His hand twitches in mine, and he shifts awkwardly. “I think they are still alive.”

I gape at him. “Really?”

“As far as I know. I think so. But we can talk about something else.”

He sets his face in a mask, the same kind of evasiveness from when I offered to repair his shirt. A closed-offness.

This revelation about his parents is unfathomable to me. How could you have living family and not be doing what I’m doing or what Miriam is doing, dedicating as many waking hours as possible to finding them?

“You’re looking for them, though, right?” I ask. “You’re still looking for them? Josef?”

Instead of answering, Josef coughs and abruptly releases my hand to cover his mouth. It sounds forced, though, high in his chest. When he finishes, he takes the reins in both hands again and shifts away. There’s a gap of cool air now against my thigh.

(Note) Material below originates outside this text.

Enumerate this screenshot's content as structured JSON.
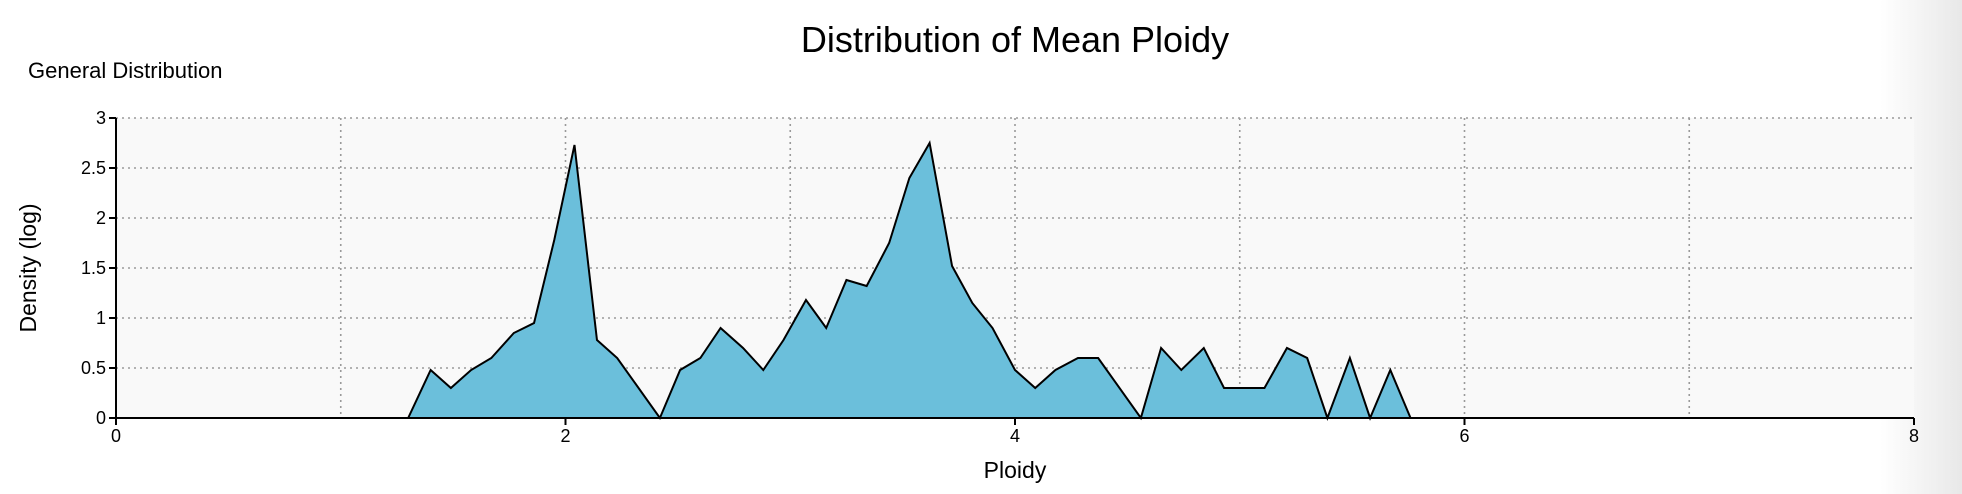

“I didn’t mean to pry,” I try. “I just wondered about your parents.”

“That’s not it,” he insists. “It’s just that it’s late. We were at the Wölflins’ longer than I think we meant to be. I think I should focus on the horses.”

“Oh. All right.”

Nothing he says is rude or even impolite, but it’s distant, a voice that could be measured in kilometers. I don’t know what I’ve said or done, but I’ve become a stranger to him again.

 

 

It’s late evening when we get back to Foehrenwald; most of the cottages are already dark. We pass a few vehicles, khaki-colored, official-looking ones, parked in a cluster by the camp entrance. They weren’t there when we left; they must be the broken ones, now repaired, that Mrs. Yost mentioned earlier.